Boże Narodzenie to okres, w którym używamy specyficznych słów. Nie są to wyrazy rzadkie czy obce, jednak przez większość roku nie goszczą zbyt często w tematach naszych rozmów. Należą do nich takie określenia jak św. Mikołaj, choinka, bombki czy nazwy różnego rodzaju świątecznych potraw. Sprawdźmy, jak Norwegowie nazywają wspólne dla wszystkich kultur oraz charakterystyczne dla ich własnej tradycje, przedmioty, osoby i potrawy.
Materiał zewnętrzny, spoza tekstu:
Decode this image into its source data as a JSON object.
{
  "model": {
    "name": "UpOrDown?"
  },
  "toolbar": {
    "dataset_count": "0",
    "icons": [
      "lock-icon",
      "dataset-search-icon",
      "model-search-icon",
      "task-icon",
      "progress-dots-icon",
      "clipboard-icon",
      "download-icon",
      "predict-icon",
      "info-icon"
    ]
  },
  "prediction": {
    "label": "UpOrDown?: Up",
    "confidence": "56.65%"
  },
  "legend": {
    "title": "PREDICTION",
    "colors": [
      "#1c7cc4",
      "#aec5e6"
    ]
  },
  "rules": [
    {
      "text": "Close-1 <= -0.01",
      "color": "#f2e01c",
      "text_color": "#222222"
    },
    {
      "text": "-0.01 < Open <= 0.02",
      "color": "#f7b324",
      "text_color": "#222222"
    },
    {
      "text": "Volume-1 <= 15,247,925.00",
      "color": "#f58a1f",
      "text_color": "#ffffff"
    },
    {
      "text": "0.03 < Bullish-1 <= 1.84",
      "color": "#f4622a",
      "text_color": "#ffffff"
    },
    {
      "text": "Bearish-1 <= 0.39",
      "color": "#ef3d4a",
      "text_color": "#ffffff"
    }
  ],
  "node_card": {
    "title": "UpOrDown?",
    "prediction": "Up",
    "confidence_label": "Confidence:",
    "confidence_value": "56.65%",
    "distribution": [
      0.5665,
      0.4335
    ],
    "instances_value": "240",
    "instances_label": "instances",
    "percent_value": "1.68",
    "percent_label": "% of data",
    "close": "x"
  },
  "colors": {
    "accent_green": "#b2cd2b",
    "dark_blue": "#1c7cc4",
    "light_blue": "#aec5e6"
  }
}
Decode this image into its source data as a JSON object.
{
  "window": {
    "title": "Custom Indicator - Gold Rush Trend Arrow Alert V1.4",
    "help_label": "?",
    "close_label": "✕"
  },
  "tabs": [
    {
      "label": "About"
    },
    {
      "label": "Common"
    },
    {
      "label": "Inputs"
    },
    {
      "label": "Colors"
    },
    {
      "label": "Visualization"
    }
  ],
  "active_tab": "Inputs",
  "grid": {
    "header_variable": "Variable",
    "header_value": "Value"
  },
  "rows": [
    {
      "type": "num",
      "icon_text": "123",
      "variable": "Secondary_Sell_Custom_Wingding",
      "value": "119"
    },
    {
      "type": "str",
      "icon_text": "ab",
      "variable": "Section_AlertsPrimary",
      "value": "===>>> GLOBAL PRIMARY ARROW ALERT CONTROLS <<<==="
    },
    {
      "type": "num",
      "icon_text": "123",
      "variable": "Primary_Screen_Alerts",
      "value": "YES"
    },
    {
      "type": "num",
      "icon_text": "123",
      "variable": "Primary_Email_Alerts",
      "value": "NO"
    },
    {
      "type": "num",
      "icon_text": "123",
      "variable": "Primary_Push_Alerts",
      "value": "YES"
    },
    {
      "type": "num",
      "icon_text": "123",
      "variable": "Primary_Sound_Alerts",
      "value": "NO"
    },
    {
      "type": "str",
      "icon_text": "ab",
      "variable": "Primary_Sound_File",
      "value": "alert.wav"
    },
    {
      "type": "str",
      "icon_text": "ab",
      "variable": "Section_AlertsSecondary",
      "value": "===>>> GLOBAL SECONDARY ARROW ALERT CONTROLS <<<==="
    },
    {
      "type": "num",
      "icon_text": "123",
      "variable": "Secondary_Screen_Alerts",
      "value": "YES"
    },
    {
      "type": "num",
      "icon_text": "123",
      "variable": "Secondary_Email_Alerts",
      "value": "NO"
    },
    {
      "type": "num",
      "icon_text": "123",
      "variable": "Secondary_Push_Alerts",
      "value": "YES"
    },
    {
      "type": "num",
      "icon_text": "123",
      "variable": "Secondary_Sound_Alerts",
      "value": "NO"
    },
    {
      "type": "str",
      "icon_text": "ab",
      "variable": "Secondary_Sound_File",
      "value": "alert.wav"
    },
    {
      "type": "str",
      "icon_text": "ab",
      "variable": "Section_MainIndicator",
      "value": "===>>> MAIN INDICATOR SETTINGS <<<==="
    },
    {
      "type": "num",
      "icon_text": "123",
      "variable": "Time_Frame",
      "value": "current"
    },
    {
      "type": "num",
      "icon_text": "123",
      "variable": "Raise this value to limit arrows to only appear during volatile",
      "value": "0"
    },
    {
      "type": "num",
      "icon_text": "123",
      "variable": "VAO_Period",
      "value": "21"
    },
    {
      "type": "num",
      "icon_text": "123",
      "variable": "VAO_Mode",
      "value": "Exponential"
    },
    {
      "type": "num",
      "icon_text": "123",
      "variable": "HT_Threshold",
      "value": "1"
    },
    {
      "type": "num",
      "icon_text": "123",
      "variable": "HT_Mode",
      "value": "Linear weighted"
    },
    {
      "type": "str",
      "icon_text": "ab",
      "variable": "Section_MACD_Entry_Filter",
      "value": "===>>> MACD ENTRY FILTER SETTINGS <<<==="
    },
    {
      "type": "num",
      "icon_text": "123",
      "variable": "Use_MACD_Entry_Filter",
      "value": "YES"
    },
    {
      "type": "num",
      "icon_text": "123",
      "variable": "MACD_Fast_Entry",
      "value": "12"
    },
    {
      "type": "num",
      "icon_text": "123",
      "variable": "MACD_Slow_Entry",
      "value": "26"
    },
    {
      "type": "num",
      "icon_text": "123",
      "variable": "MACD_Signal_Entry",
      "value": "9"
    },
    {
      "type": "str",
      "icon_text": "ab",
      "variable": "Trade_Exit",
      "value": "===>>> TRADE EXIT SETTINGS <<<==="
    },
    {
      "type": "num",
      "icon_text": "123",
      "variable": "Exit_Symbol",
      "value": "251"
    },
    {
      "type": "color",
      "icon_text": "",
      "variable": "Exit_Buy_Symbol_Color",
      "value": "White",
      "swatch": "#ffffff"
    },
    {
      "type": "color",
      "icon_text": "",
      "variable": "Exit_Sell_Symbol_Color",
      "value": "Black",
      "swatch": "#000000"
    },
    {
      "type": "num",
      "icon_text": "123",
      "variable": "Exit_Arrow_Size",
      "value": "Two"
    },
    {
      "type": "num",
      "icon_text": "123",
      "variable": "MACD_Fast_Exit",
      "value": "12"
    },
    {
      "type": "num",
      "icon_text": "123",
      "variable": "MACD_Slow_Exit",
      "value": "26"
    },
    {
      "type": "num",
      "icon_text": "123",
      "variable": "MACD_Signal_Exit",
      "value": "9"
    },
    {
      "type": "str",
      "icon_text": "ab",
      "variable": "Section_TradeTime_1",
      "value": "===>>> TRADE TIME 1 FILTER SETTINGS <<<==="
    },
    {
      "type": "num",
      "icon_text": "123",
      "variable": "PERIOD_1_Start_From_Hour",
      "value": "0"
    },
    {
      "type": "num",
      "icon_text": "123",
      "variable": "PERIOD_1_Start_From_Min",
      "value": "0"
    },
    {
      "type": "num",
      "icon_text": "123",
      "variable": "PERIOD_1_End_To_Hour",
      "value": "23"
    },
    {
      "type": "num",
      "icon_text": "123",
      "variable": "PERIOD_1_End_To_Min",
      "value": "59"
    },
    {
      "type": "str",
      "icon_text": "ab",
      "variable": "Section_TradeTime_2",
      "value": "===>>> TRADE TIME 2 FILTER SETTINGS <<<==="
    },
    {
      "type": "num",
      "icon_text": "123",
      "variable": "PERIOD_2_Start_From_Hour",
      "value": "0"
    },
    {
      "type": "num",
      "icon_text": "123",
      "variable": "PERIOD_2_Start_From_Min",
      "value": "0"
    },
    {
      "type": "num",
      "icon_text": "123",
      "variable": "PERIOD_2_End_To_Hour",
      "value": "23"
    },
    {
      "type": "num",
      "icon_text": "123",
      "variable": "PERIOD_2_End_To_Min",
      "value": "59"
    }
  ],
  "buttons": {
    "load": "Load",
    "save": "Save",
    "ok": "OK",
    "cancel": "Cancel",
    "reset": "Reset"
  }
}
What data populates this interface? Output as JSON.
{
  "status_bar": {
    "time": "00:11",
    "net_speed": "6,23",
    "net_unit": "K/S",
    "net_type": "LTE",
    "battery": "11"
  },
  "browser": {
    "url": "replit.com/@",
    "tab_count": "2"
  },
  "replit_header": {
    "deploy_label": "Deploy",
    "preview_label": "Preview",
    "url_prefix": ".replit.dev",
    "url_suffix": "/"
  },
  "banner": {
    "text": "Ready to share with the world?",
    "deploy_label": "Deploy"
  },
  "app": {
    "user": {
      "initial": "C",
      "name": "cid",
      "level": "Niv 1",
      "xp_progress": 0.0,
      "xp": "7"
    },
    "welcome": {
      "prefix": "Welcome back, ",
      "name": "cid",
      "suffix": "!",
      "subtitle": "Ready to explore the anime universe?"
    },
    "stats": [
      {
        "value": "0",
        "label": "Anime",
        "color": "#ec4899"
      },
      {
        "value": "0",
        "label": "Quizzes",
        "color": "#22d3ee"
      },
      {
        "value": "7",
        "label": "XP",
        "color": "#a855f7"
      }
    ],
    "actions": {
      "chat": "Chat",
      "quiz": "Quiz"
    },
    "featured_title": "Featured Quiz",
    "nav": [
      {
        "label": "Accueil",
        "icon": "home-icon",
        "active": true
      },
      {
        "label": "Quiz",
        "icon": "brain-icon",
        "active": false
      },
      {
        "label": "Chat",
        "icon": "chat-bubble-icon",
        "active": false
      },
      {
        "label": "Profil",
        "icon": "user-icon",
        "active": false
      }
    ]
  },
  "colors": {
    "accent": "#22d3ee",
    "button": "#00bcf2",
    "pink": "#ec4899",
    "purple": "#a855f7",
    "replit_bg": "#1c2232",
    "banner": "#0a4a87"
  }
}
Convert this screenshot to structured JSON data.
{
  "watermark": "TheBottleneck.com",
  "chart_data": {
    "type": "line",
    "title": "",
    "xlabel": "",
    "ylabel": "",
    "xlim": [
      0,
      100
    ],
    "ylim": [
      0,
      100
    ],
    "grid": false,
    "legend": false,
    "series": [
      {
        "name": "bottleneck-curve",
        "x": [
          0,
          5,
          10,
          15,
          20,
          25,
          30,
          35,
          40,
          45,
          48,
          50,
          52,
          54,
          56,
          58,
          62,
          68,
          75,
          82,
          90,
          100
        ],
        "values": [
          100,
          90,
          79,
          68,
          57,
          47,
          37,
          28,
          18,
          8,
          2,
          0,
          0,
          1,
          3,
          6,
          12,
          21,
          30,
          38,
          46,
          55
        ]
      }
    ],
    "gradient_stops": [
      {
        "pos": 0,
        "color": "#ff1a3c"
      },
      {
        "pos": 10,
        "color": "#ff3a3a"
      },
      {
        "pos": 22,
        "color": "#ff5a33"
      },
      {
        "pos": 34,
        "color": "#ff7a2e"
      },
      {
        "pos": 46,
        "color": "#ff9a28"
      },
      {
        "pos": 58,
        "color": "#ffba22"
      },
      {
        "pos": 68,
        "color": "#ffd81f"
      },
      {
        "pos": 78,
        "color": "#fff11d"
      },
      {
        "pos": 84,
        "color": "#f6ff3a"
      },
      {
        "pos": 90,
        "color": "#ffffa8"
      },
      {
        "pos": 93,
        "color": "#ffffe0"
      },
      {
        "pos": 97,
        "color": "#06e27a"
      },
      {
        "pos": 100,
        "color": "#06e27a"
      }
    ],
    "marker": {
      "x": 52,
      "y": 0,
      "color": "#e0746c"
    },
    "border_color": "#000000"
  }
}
Święta (po norwesku Jul) poprzedza adwent, czyli adventstid. Boże Narodzenie wiąże się z wizytą św. Mikołaja zwanego w Norwegii Julenisse. W podziękowaniu za otrzymane pod choinką (juletre) prezenty można poczęstować go julegrøtt, czyli podobną do owsianki zupą z ryżu z dodatkiem cynamonu, masła i czekolady. Do innych świątecznych słodkości popularnych w Norwegii zaliczają się pepperkaker, serinakaker i krumkake, czyli odpowiednio pierniczki, ciastka maślane i ciastka waflowe. Ciekawą potrawą jest również lutefisk, czyli dosłownie „mydlana ryba”. Przyrządza się ją m.in. poprzez moczenie w wodzie oraz silnie żrącym ługu sodowym. Sprawia to, że staje się ona galaretowata, a zawarty w niej tłuszcz chemicznie zmienia się w jadalne mydło – stąd nazwa.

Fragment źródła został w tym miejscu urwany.